As King argues, maybe it’s actually the other way around: that it’s Bush, who as Feinstein said, considers Rice to be “brilliant,” might have been more like the parrot, incorporating the results of Rice’s years of foreign-policy research as a Stanford professor into his own views on international affairs and the war in Iraq. As King wrote:


“Bush listens to Condoleezza Rice because he believes that she knows what she is talking about. Which makes the attacks on Rice even more curious. What prompts Rice’s critics to portray her — a former Stanford University provost who managed a $1.5 billion budget, 1,400 faculty members and 14,000 students — as a flunky who, when ordered, simply salutes and runs out to play huckster?


“What’s the motive behind this kind of assault? Is it a desire to demean or put her down?
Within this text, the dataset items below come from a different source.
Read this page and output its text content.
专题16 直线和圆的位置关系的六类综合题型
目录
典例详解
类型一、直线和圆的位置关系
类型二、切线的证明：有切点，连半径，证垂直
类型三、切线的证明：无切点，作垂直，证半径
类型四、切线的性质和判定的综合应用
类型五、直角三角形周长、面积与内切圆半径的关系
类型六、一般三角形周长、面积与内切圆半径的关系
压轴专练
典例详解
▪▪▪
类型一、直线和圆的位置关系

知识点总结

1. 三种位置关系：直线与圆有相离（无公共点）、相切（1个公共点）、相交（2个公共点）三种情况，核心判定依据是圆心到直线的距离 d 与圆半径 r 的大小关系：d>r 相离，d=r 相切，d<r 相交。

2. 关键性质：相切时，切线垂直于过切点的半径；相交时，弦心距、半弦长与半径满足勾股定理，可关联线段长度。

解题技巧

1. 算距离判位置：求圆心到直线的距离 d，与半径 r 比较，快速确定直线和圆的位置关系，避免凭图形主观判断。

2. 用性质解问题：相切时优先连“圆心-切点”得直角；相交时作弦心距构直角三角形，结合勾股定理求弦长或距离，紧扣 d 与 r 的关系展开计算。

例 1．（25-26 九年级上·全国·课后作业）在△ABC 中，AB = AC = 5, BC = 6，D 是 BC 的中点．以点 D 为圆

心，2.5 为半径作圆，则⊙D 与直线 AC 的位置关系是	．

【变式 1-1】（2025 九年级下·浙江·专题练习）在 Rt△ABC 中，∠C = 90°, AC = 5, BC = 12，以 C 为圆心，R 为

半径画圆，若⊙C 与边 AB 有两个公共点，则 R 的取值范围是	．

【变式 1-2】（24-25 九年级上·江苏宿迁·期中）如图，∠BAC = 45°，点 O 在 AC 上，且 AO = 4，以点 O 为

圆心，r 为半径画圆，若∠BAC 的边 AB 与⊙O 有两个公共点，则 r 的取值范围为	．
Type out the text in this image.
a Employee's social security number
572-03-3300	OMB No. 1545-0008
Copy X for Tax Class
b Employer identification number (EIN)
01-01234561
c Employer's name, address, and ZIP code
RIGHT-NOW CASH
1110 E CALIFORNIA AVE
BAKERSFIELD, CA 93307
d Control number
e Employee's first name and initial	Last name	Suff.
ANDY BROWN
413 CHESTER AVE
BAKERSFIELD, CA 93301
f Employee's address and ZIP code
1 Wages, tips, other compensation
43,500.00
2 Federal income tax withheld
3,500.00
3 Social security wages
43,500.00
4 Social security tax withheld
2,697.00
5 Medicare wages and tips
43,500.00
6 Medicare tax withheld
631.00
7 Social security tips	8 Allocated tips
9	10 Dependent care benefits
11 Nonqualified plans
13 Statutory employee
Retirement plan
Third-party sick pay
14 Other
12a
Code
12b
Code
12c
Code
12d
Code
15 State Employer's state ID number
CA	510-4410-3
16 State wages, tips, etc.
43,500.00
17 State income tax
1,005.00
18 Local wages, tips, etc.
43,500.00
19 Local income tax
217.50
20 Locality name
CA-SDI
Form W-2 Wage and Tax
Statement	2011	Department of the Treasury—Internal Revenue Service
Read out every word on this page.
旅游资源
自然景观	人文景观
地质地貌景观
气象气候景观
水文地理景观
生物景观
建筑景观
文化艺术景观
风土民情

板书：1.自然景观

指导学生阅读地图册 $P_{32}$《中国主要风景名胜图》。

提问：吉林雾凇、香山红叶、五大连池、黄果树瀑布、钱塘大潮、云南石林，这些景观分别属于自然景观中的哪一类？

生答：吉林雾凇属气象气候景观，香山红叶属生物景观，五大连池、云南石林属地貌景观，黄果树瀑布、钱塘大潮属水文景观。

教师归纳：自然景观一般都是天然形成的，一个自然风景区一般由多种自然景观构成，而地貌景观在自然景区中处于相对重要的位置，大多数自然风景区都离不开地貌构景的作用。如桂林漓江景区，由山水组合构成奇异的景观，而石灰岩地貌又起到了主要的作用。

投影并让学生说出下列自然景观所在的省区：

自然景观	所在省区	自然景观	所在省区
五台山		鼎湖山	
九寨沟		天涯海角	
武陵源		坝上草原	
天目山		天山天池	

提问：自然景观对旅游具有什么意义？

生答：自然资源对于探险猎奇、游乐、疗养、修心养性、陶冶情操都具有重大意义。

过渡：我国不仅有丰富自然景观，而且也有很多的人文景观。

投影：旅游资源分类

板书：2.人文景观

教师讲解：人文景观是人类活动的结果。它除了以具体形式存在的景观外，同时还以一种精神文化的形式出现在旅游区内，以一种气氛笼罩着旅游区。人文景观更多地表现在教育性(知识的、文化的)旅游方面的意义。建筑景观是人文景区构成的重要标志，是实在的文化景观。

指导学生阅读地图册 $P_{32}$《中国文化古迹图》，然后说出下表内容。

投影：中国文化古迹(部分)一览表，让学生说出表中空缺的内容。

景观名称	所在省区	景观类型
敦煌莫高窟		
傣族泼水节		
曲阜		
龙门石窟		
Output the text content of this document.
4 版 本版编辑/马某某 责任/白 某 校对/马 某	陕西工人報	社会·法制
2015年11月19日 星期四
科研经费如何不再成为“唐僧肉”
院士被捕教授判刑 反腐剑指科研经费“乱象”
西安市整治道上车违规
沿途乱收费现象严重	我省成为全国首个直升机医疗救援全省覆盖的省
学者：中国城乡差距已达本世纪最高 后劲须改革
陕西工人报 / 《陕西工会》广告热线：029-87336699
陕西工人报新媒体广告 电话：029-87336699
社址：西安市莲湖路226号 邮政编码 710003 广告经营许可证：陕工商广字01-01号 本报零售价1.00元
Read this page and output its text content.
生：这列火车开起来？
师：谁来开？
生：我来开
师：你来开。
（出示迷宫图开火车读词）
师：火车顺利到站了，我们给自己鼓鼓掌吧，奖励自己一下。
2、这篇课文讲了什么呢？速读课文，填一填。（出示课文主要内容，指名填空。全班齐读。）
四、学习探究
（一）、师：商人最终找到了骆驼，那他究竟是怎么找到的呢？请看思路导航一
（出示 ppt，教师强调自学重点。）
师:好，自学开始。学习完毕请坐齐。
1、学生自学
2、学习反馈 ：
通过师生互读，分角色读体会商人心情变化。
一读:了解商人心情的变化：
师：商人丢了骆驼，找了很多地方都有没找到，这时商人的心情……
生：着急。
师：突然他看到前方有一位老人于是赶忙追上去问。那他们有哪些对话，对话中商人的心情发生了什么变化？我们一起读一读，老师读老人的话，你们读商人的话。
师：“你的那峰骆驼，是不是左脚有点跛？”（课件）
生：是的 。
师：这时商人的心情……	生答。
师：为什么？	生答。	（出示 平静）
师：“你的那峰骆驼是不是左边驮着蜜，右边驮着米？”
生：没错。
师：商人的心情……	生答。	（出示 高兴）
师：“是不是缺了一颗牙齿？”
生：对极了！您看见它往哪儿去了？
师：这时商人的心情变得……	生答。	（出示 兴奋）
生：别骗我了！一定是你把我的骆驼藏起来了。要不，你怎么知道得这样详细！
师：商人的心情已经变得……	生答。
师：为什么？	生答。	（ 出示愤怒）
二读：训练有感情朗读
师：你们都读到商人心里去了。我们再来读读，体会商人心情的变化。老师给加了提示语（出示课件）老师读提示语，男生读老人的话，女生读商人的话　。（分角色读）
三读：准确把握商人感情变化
Is it a wish to marginalize Rice in the public eye, to suggest that by reason of her intelligence, ability or integrity, she is unqualified to hold her present post or to become secretary of state?…


“The Boxer-Oliphant…take on Condoleezza Rice stands in sharp contrast to the assessment offered by Dorothy Height, chair and president emerita of the National Council of Negro Women, who wrote in a letter to The Post this week: ‘Despite the challenges she will face, Ms. Rice’s appointment is a time for women of color to smile.'”


Nice to see, even as the feminist establishment stands absolutely silent on Rice, that some of her African-American brothers and sisters are willing to break ranks and be proud of her.” If I were at Democratic National Committe headquarters, I’d be a little nervous.